The shape of the shrinkage in some planes is shown in Fig. 12.

Fig. 12
figure 12

Pictures of some planes showing macro-shrinkage formation

Our model has been applied to predict such defaults. A 2D symmetric mesh has been used based on 5000 finite elements. The simulation has been done with the following parameters: ε = 0.01 × the total height, G = 1.7.106, P = 106, VgMax = 5.104, Clim = 0.8. Figures 13 and 14 shows respectively the velocity field and the temperature evolution during non-dimensional time. As the characteristic time of our model is related to the phase field parameters, it becomes difficult to determine it with direct experimental identification. Thus we used an inverse identification based on thermal fields confrontation. From this confrontation, we deduce that the ratio between the dimensional and dimensionless time is about 1500.

Fig. 13
figure 13

The velocity field of the molten metal during non-dimensional time

Fig. 14
figure 14

The Temperature field of the molten metal during time

The Fig. 15 shows the void morphology evolutions obtained from the phase-field model. The blue areas are considered as the voids (C = − 1) while the red regions are the liquid (C = 1). The shrinkage can be localized in the hottest zones. This figure illustrates that the formation of macro-shrinkage during cooling is qualitatively similar to the experimental observation.

Fig. 15
figure 15

Order parameter evolution during time

Conclusion

A new void formation model based on the phase field framework is presented. It allows to model shrinkage formation during the cooling stage taking into account gravity and coalescence effects. The numerical method combines the discretization of the convective Cahn-Hilliard equation with the discretization of the Navier-Stokes equations coupled with heat transfer one.

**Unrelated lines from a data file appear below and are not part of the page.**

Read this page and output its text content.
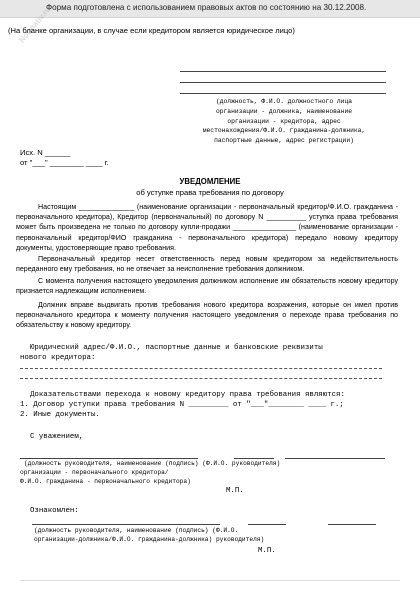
Форма подготовлена с использованием правовых актов по состоянию на 30.12.2008.
Normativ.ru
(На бланке организации, в случае если кредитором является юридическое лицо)
(должность, Ф.И.О. должностного лица
организации - должника, наименование
организации - кредитора, адрес
местонахождения/Ф.И.О. гражданина-должника,
паспортные данные, адрес регистрации)
Исх. N ______
от "___" ________ ____ г.
УВЕДОМЛЕНИЕ
об уступке права требования по договору
Настоящим ______________ (наименование организации - первоначальный кредитор/Ф.И.О. гражданина - первоначального кредитора), Кредитор (первоначальный) по договору N __________ уступка права требования может быть произведена не только по договору купли-продажи ________________ (наименование организации - первоначальный кредитор/ФИО гражданина - первоначального кредитора) передало новому кредитору документы, удостоверяющие право требования.
Первоначальный кредитор несет ответственность перед новым кредитором за недействительность переданного ему требования, но не отвечает за неисполнение требования должником.
С момента получения настоящего уведомления должником исполнение им обязательств новому кредитору признается надлежащим исполнением.
Должник вправе выдвигать против требования нового кредитора возражения, которые он имел против первоначального кредитора к моменту получения настоящего уведомления о переходе права требования по обязательству к новому кредитору.
Юридический адрес/Ф.И.О., паспортные данные и банковские реквизиты
нового кредитора:
Доказательствами перехода к новому кредитору права требования являются:
1. Договор уступки права требования N _________ от "___"________ ____ г.;
2. Иные документы.
С уважением,
(должность руководителя, наименование (подпись) (Ф.И.О. руководителя)
организации - первоначального кредитора/
Ф.И.О. гражданина - первоначального кредитора)
М.П.
Ознакомлен:
(должность руководителя, наименование (подпись) (Ф.И.О.
организации-должника/Ф.И.О. гражданина-должника) руководителя)
М.П.
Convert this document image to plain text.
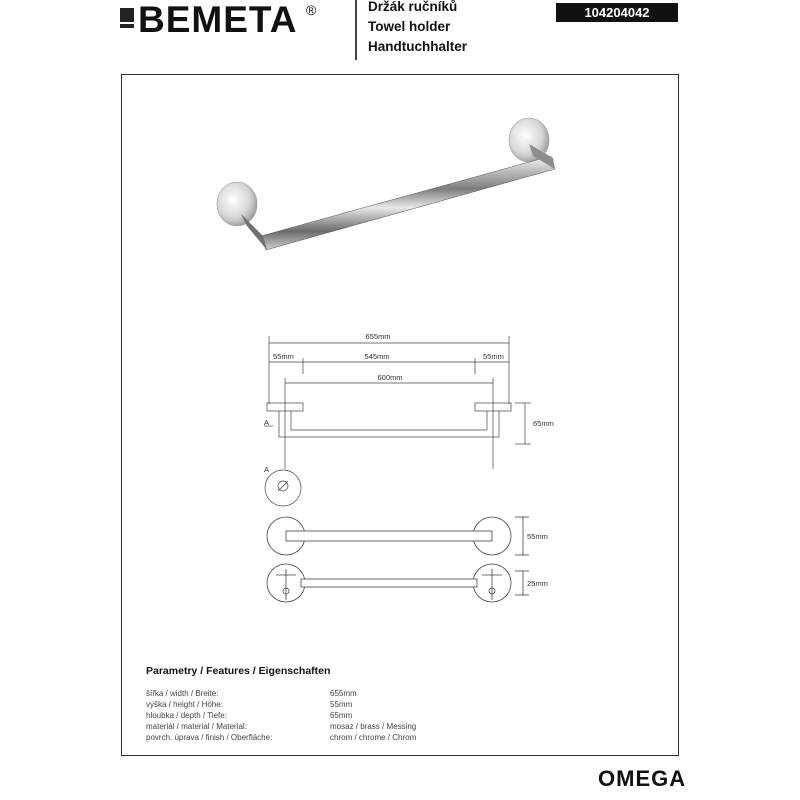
BEMETA ®	Držák ručníků
Towel holder
Handtuchhalter
104204042
655mm
55mm	545mm	55mm
600mm
65mm
A
A
55mm
25mm
Parametry / Features / Eigenschaften
šířka / width / Breite:	655mm
výška / height / Höhe:	55mm
hloubka / depth / Tiefe:	65mm
materiál / material / Material:	mosaz / brass / Messing
povrch. úprava / finish / Oberfläche:	chrom / chrome / Chrom
OMEGA
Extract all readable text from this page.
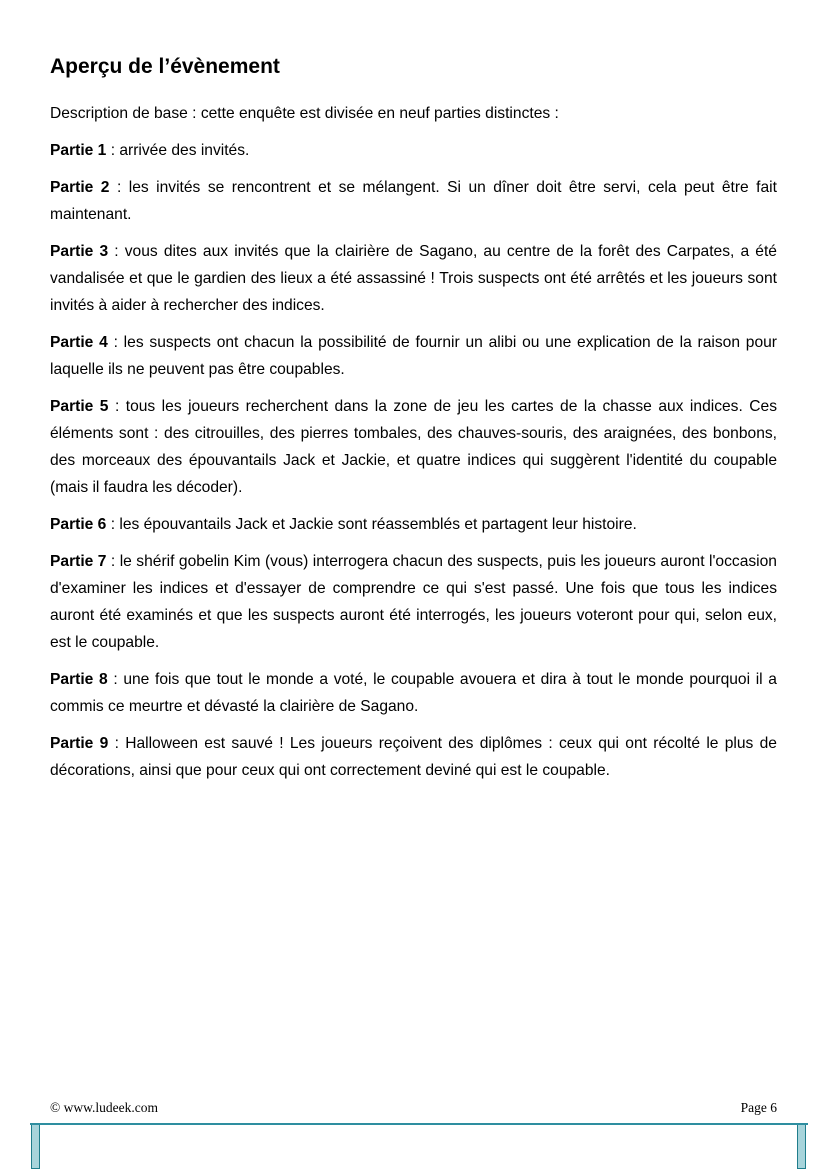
Aperçu de l’évènement

Description de base : cette enquête est divisée en neuf parties distinctes :

Partie 1 : arrivée des invités.

Partie 2 : les invités se rencontrent et se mélangent. Si un dîner doit être servi, cela peut être fait maintenant.

Partie 3 : vous dites aux invités que la clairière de Sagano, au centre de la forêt des Carpates, a été vandalisée et que le gardien des lieux a été assassiné ! Trois suspects ont été arrêtés et les joueurs sont invités à aider à rechercher des indices.

Partie 4 : les suspects ont chacun la possibilité de fournir un alibi ou une explication de la raison pour laquelle ils ne peuvent pas être coupables.

Partie 5 : tous les joueurs recherchent dans la zone de jeu les cartes de la chasse aux indices. Ces éléments sont : des citrouilles, des pierres tombales, des chauves-souris, des araignées, des bonbons, des morceaux des épouvantails Jack et Jackie, et quatre indices qui suggèrent l'identité du coupable (mais il faudra les décoder).

Partie 6 : les épouvantails Jack et Jackie sont réassemblés et partagent leur histoire.

Partie 7 : le shérif gobelin Kim (vous) interrogera chacun des suspects, puis les joueurs auront l'occasion d'examiner les indices et d'essayer de comprendre ce qui s'est passé. Une fois que tous les indices auront été examinés et que les suspects auront été interrogés, les joueurs voteront pour qui, selon eux, est le coupable.

Partie 8 : une fois que tout le monde a voté, le coupable avouera et dira à tout le monde pourquoi il a commis ce meurtre et dévasté la clairière de Sagano.

Partie 9 : Halloween est sauvé ! Les joueurs reçoivent des diplômes : ceux qui ont récolté le plus de décorations, ainsi que pour ceux qui ont correctement deviné qui est le coupable.

© www.ludeek.com	Page 6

The difficulty of such simulation lies in the couplings between the different mechanisms. An accurate modelling should include all the coupling that occurs during the cooling between flow, heat transfer, anisotropy, phase change, dependence of rheological or thermal parameters on kinetic variables, ...

Even if we success here to produce very reasonable qualitative results, a lot of efforts must be continued in order to determine perfectly all the multi-physics interdependency. In fact, if we just take the thermo-dependency law giving the viscosity as function of, temperature, no rheometer is today able to proceed under the processing conditions of our metal. Thus a convenient inverse approach development is required. To that is added the difficulty related to the identification of the phase field kinetic parameters, especially the mobility for which imaging technique is very probably unavoidable.